Because there is simply nothing else like it on the schedule. You are getting top-level NASCAR racing inside an active military installation, with the bay on one side, aviation history all around you and a course built to look spectacular in person as well as on television. That alone is enough to make it a bucket-list first edition. Then there is San Diego itself - beaches, food, perfect race-trip weather, easy airport access and the chance to turn a motorsport weekend into a proper Southern California break. Add the curiosity of a brand-new layout and the novelty of seeing stock cars thread through Carrier Corner and Runway Road for the first time, and Coronado becomes much more than a one-off gimmick. It feels like an event.

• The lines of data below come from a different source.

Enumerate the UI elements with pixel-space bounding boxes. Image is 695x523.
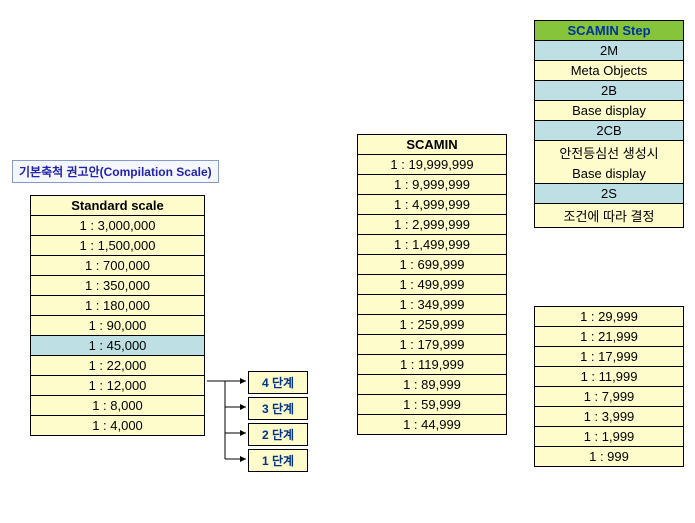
step-arrows bbox=[0, 0, 695, 523]
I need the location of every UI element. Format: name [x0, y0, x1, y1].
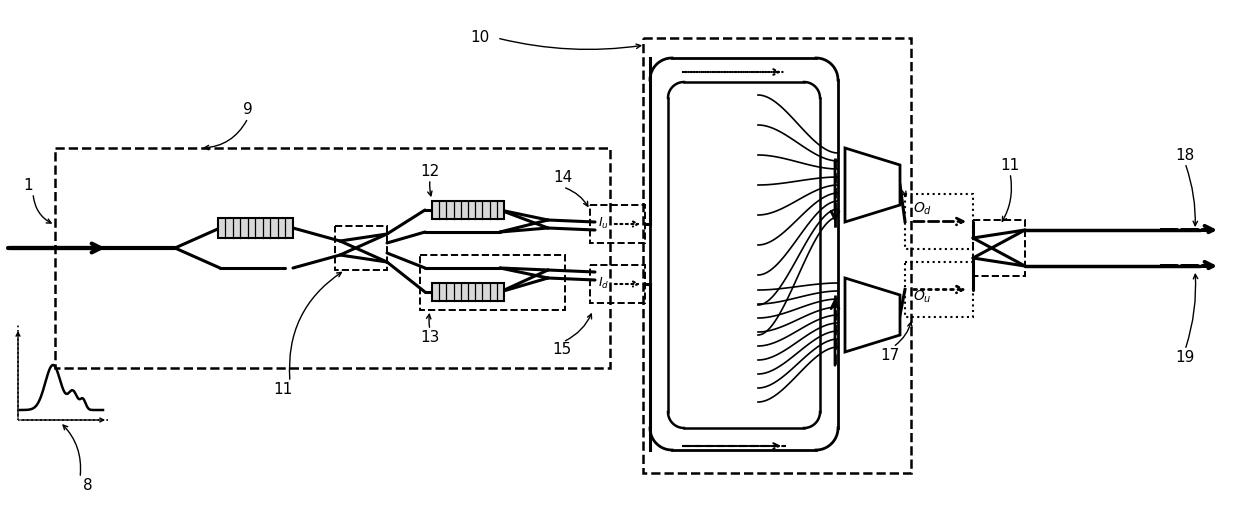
Bar	[644, 38, 911, 473]
Text: 13: 13	[420, 331, 440, 345]
Text: 17: 17	[880, 347, 900, 363]
Bar	[432, 283, 503, 301]
Text: 11: 11	[273, 382, 293, 397]
Text: 11: 11	[1001, 158, 1019, 172]
Bar	[590, 205, 645, 243]
Text: 8: 8	[83, 478, 93, 492]
Bar	[420, 255, 565, 310]
Bar	[55, 148, 610, 368]
Bar	[973, 220, 1025, 276]
Text: $I_d$: $I_d$	[598, 275, 609, 291]
Text: 14: 14	[553, 170, 573, 186]
Polygon shape	[844, 148, 900, 222]
Text: 18: 18	[1176, 148, 1194, 163]
Text: 12: 12	[420, 164, 440, 179]
Text: 10: 10	[470, 30, 490, 46]
Text: $O_u$: $O_u$	[913, 289, 931, 305]
Text: 19: 19	[1176, 350, 1194, 366]
Text: 15: 15	[552, 343, 572, 357]
Bar	[432, 201, 503, 219]
Text: 1: 1	[24, 177, 32, 193]
Text: $O_d$: $O_d$	[913, 201, 932, 217]
Bar	[905, 194, 973, 249]
Bar	[590, 265, 645, 303]
Polygon shape	[844, 278, 900, 352]
Bar	[335, 226, 387, 270]
Text: 9: 9	[243, 102, 253, 118]
Bar	[217, 218, 293, 238]
Text: 16: 16	[880, 167, 900, 183]
Text: $I_u$: $I_u$	[598, 215, 609, 231]
Bar	[905, 262, 973, 317]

Where's the best place to watch?

  • Ellyson Start/Finish Line and Turn 1: The best all-round choice if you want the start, restarts and the first braking phase of the lap. On a debut street race, that opening sequence should be busy all weekend.
  • Turn 5 - Carrier Corner: Probably the headline spectator pick. It is the iconic visual of the circuit and should also be one of the strongest overtaking zones thanks to the sharp left-hand entry.
  • Turn 8 - Coronado Chicane: A smart place to watch drivers wrestle with precision rather than just top speed. This is where the lap gets technical and small mistakes should be obvious.
  • Turn 14 - Runway Road: One of the best spots for seeing the track's unique setting and the way speed builds before another key braking and positioning phase.
  • Final sector into Turn 16: A good choice if you like watching drivers piece together the run back toward the line. Exits matter here, especially in NASCAR machinery where momentum out of the last corner can set up the next attack.

Not just one series - headline events at Coronado Street Course

NASCAR Cup Series: The Anduril 250 Race the Base is the main event and the race that puts Coronado straight into the national spotlight.

NASCAR O'Reilly Auto Parts Series: Saturday's race gives the circuit a second major stock-car benchmark and adds a category that often produces some of NASCAR's most aggressive road- and street-course racing.

NASCAR Craftsman Truck Series: The Truck race opens the competitive history of the venue on Friday and should be a fascinating first read on how heavy stock vehicles cope with the walls, braking zones and long lap.

The bigger picture: Coronado is not being launched as a one-race novelty. From the start it arrives with all three national NASCAR series, a huge event setting and a place in the wider celebration of the U.S. Navy's 250th anniversary. That gives the weekend scale before a wheel has even turned.